N’oublions pas qu’une grande partie de notre activité créative a déjà lieu en dehors de la composition à proprement parler. Je pense au moment où l’on sent une intuition monter en nous, où on la nomme, où on l’échafaude, où l’on établit dans notre cerveau les connexions qui sont les linéaments du texte à venir. Tout cela demeurera. Les étapes suivantes varieront d’un auteur à l’autre. Certains voudront utiliser l’IA pour élaborer un plan; d’autres l’utiliseront pour définir le théâtre d’énonciation; d’autres, pour faire des recherches; etc. Certains voudront au contraire garder la main sur l’une ou l’autre de ces étapes — pourquoi pas? Ce qui en tout cas changera, c’est l’exécution. Lorsqu’on sera prêt à « écrire », au lieu d’aligner les phrases une à une, on pourra les faire rédiger par la machine.
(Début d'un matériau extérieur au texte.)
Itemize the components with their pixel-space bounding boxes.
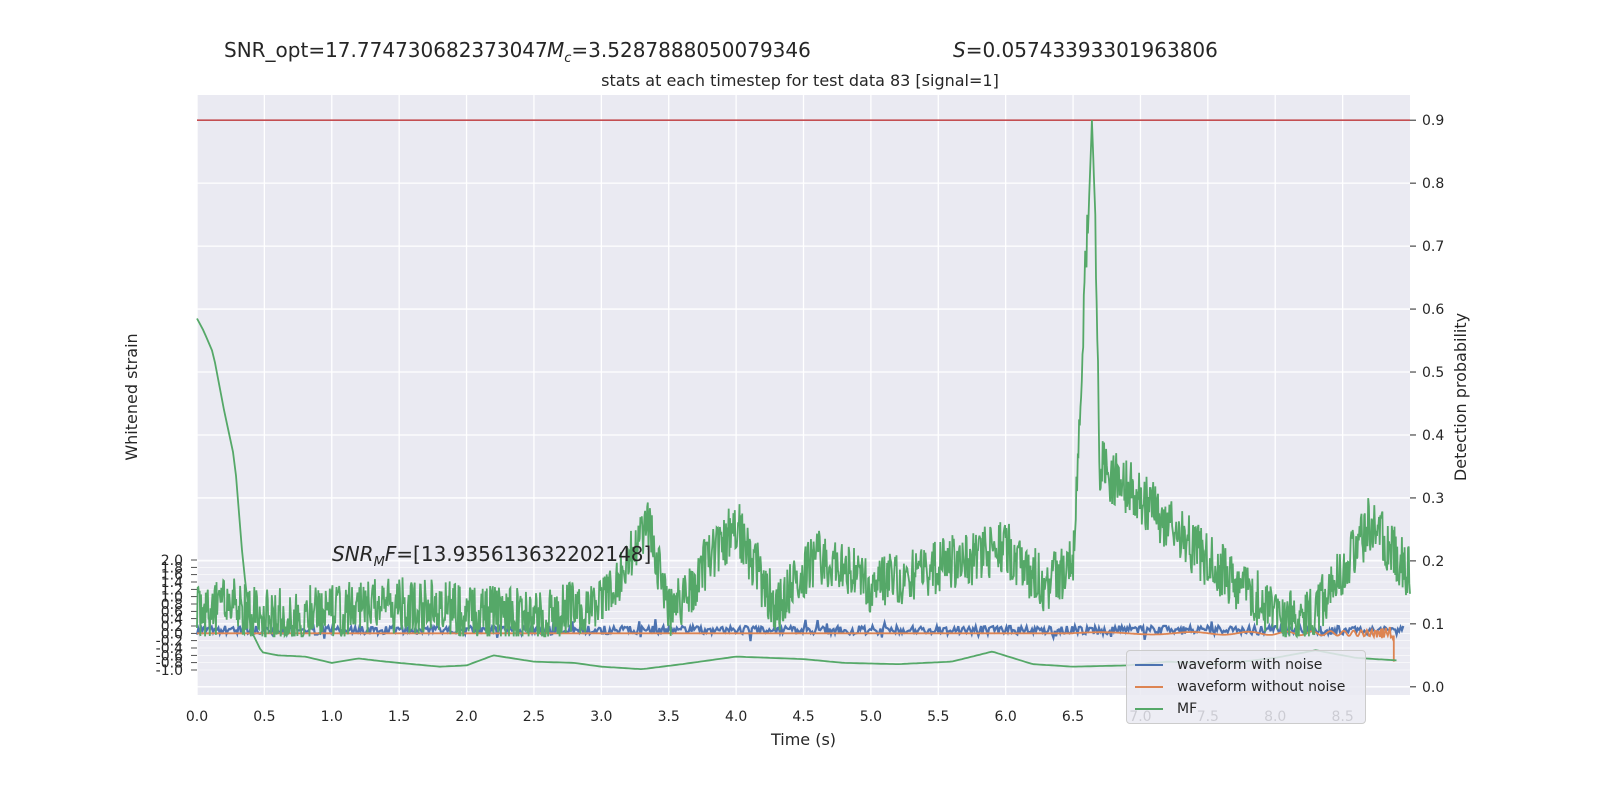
series-waveform-with-noise	[195, 618, 1405, 642]
snr-mf-symbol: SNRMF	[332, 542, 397, 570]
y-right-tick-label-8: 0.8	[1422, 176, 1444, 192]
x-tick-label-3: 1.5	[388, 709, 410, 725]
x-tick-label-2: 1.0	[321, 709, 343, 725]
left-tick-label-0: 2.0	[161, 553, 183, 569]
legend-label-clean: waveform without noise	[1177, 679, 1346, 695]
legend: waveform with noise waveform without noi…	[1126, 650, 1366, 724]
left-tick-label-13: -0.6	[156, 648, 183, 664]
y-right-tick-label-6: 0.6	[1422, 302, 1444, 318]
x-tick-label-6: 3.0	[590, 709, 612, 725]
y-axis-right-label: Detection probability	[1451, 313, 1470, 481]
left-tick-label-9: 0.2	[161, 619, 183, 635]
x-tick-label-7: 3.5	[658, 709, 680, 725]
snr-opt-label: SNR_opt=17.774730682373047	[224, 38, 548, 62]
left-tick-label-4: 1.2	[161, 582, 183, 598]
legend-swatch-noisy	[1135, 664, 1163, 666]
legend-item-clean: waveform without noise	[1135, 676, 1345, 698]
x-tick-label-1: 0.5	[253, 709, 275, 725]
legend-swatch-mf	[1135, 708, 1163, 710]
y-right-tick-label-7: 0.7	[1422, 239, 1444, 255]
x-tick-label-9: 4.5	[792, 709, 814, 725]
x-tick-label-11: 5.5	[927, 709, 949, 725]
y-right-tick-label-3: 0.3	[1422, 491, 1444, 507]
x-tick-label-10: 5.0	[860, 709, 882, 725]
x-tick-label-8: 4.0	[725, 709, 747, 725]
left-tick-label-15: -1.0	[156, 663, 183, 679]
left-tick-label-8: 0.4	[161, 612, 183, 628]
s-stat-symbol: S	[953, 38, 966, 62]
left-tick-label-5: 1.0	[161, 590, 183, 606]
left-tick-label-3: 1.4	[161, 575, 183, 591]
y-axis-left-label: Whitened strain	[122, 333, 141, 460]
s-stat-label: S=0.05743393301963806	[953, 38, 1218, 62]
left-tick-label-7: 0.6	[161, 604, 183, 620]
legend-label-noisy: waveform with noise	[1177, 657, 1323, 673]
left-tick-label-6: 0.8	[161, 597, 183, 613]
chirp-mass-value: =3.5287888050079346	[571, 38, 811, 62]
left-tick-label-11: -0.2	[156, 634, 183, 650]
series-waveform-without-noise	[197, 626, 1395, 662]
x-tick-label-0: 0.0	[186, 709, 208, 725]
legend-item-noisy: waveform with noise	[1135, 654, 1322, 676]
left-tick-label-10: 0.0	[161, 626, 183, 642]
legend-label-mf: MF	[1177, 701, 1198, 717]
chirp-mass-symbol: Mc	[547, 38, 572, 66]
snr-mf-label: SNRMF=[13.935613632202148]	[332, 542, 651, 570]
x-axis-label: Time (s)	[770, 730, 836, 749]
y-right-tick-label-5: 0.5	[1422, 365, 1444, 381]
legend-item-mf: MF	[1135, 698, 1197, 720]
chirp-mass-label: Mc=3.5287888050079346	[547, 38, 811, 66]
legend-swatch-clean	[1135, 686, 1163, 688]
s-stat-value: =0.05743393301963806	[965, 38, 1218, 62]
y-right-tick-label-1: 0.1	[1422, 617, 1444, 633]
y-right-tick-label-2: 0.2	[1422, 554, 1444, 570]
snr-mf-value: =[13.935613632202148]	[396, 542, 652, 566]
x-tick-label-5: 2.5	[523, 709, 545, 725]
x-tick-label-4: 2.0	[455, 709, 477, 725]
x-tick-label-13: 6.5	[1062, 709, 1084, 725]
y-right-tick-label-0: 0.0	[1422, 680, 1444, 696]
series-layer	[195, 119, 1411, 671]
y-right-tick-label-4: 0.4	[1422, 428, 1444, 444]
left-tick-label-14: -0.8	[156, 656, 183, 672]
left-tick-label-1: 1.8	[161, 560, 183, 576]
chart-title: stats at each timestep for test data 83 …	[601, 71, 999, 90]
series-detection-probability	[196, 120, 1411, 639]
left-tick-label-12: -0.4	[156, 641, 183, 657]
left-tick-label-2: 1.6	[161, 568, 183, 584]
y-right-tick-label-9: 0.9	[1422, 113, 1444, 129]
x-tick-label-12: 6.0	[995, 709, 1017, 725]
Tantôt on lui fera écrire une bribe ou un paragraphe; tantôt, un bloc de poésie; tantôt, une scène ou une nappe de récit en entier. Toutes choses que l’on révisera au fur et à mesure, comme un maître d’œuvre surveille le travail de ses ouvriers.

Je sais que beaucoup d’écrivains se braqueront devant une telle perspective. Je le comprends et l’accepte. Je parle pour celles et ceux qui se demandent comment écrire — au sens le plus vif — à l’âge de l’intelligence, pas pour les écrivains qui préfèrent rester dans l’ancien régime.

Au XIXe siècle, avec l’essor de la presse et du roman-feuilleton, des auteurs comme Balzac et Dumas ont accepté de sauter dans le train de leur époque. Ils se sont mis à produire du texte au kilomètre jour après jour, sans attendre l’inspiration divine. Balzac a transformé son corps en machine carburant au café. Dumas a créé une fabrique d’écriture, avec Auguste Maquet qui faisait les recherches et « générait » le premier jet, et le maître d’œuvre (Dumas) qui repassait sur le manuscrit pour la validation et le fine-tuning. Ces auteurs du XIXe siècle se sont faits machines. Sainte-Beuve méprisait ce qu’il appelait la « littérature industrielle ».

Le même mépris tombera sur ceux et celles qui décident aujourd’hui de sauter dans l’avion de l’intelligence. Le XXIe siècle ne manquera pas de nouveaux Sainte-Beuve pour déplorer la « littérature artificielle ». Les auteurs et autrices qui décident de se faire machine au cours des prochaines années devront avoir les reins solides. Ils n’auront pas droit à la reconnaissance institutionnelle, seront exclus des concours et des bourses littéraires, etc., de la même manière que Balzac était exclu du cénacle romantique de son temps, qui le jugeait mercantile et machinique.


  1. Pour reprendre l’expression de Nick Bostrom, Deep Utopia: Life and Meaning in a Solved World, Ideapress Publishing, 2024.